Tech

JoeBen Bevirt Is Bringing Flying Taxis from Sci-Fi to Reality

A serial entrepreneur with more than 40 patents to his name, JoeBen Bevirt traces his ingenuity as an engineer back to his “idyllic childhood” on a commune in the redwoods of Santa Cruz, Calif. Getting water, he explains, meant making sure the pump was running. Plowing the garden required checking the oil in the tractor. There was no electricity, so to use a computer, he had to know how to keep the batteries and inverter humming properly.

“I was viscerally involved in figuring out how you go from electrons to getting the lights to go on,” he says over Zoom from the ranch where he lives with his wife and four children, near where he grew up. “My friends in town just plugged things in and didn’t have to think about how it all worked.”

Mr. Bevirt, 47, was in grade school when he first fantasized about building a flying machine that could hop relatively short distances without needing a long runway or a noisy rotor. Getting home from school involved two city buses and a 5-mile walk up a dirt road, which gave him plenty of time “to dream about a better way,” he says. Now, after more than a decade of work and major advances in batteries and lightweight materials, he says that Joby Aviation, the company he founded and leads as chief executive, is “on the cusp” of making his dream a reality.

“Our mission is to transition people from driving to flying on a daily basis,” Mr. Bevirt says. Partnering with Toyota Motor Corp. and Uber Technologies Inc., he plans to launch his aircraft in 2024 as a fleet of electric air taxis, which he says will ultimately be “cheaper, faster, safer” and greener than getting around on land. He contends that by shortening commutes, reducing carbon emissions and “pulling cars off the road,” these vehicles will reduce congestion, help cities replace parking lots with parks, and allow more people to “work at their dream job while living where they want to live.”

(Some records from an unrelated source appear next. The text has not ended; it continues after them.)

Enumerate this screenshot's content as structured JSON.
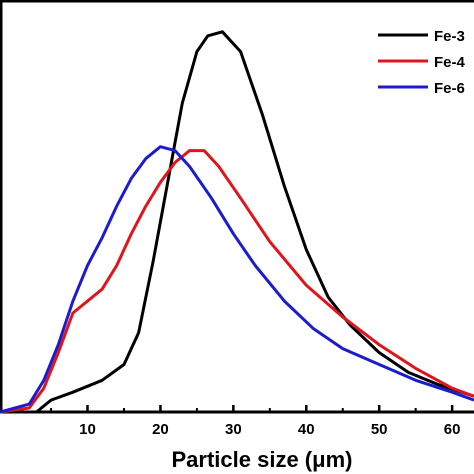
{
  "chart_data": {
    "type": "line",
    "title": "",
    "xlabel": "Particle size (μm)",
    "ylabel": "",
    "xlim": [
      -2,
      63
    ],
    "ylim": [
      0,
      100
    ],
    "x_ticks": [
      10,
      20,
      30,
      40,
      50,
      60
    ],
    "grid": false,
    "legend_position": "top-right",
    "series": [
      {
        "name": "Fe-3",
        "color": "#000000",
        "x": [
          -2,
          3,
          5,
          8,
          12,
          15,
          17,
          19,
          21,
          23,
          25,
          26.5,
          28.5,
          31,
          34,
          37,
          40,
          43,
          46,
          50,
          54,
          58,
          63
        ],
        "y": [
          0,
          0,
          3,
          5,
          8,
          12,
          20,
          38,
          58,
          78,
          91,
          95,
          96,
          91,
          75,
          57,
          41,
          29,
          22,
          15,
          10,
          7,
          4
        ]
      },
      {
        "name": "Fe-4",
        "color": "#e0141b",
        "x": [
          -2,
          2,
          4,
          6,
          8,
          10,
          12,
          14,
          16,
          18,
          20,
          22,
          24,
          26,
          28,
          31,
          35,
          40,
          45,
          50,
          55,
          60,
          63
        ],
        "y": [
          0,
          1,
          6,
          15,
          25,
          28,
          31,
          37,
          45,
          52,
          58,
          63,
          66,
          66,
          62,
          54,
          43,
          32,
          24,
          17,
          11,
          6,
          4
        ]
      },
      {
        "name": "Fe-6",
        "color": "#1c1ccc",
        "x": [
          -2,
          2,
          4,
          6,
          8,
          10,
          12,
          14,
          16,
          18,
          20,
          22,
          24,
          27,
          30,
          33,
          37,
          41,
          45,
          50,
          55,
          60,
          63
        ],
        "y": [
          0,
          2,
          8,
          17,
          28,
          37,
          44,
          52,
          59,
          64,
          67,
          66,
          62,
          54,
          45,
          37,
          28,
          21,
          16,
          12,
          8,
          5,
          3
        ]
      }
    ]
  }
}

When Mr. Bevirt first began working in earnest on electric vertical-takeoff-and-landing (eVTOL) vehicles, in 2009, most people thought he “was a little bit crazy,” he says. He was able to fund his experiments himself thanks to his success with a life-sciences robotics company that he sold to Agilent Technologies in 2007 and then with Joby Inc., which sells the popular Gorillapod line of flexible camera tripods, among other inventions.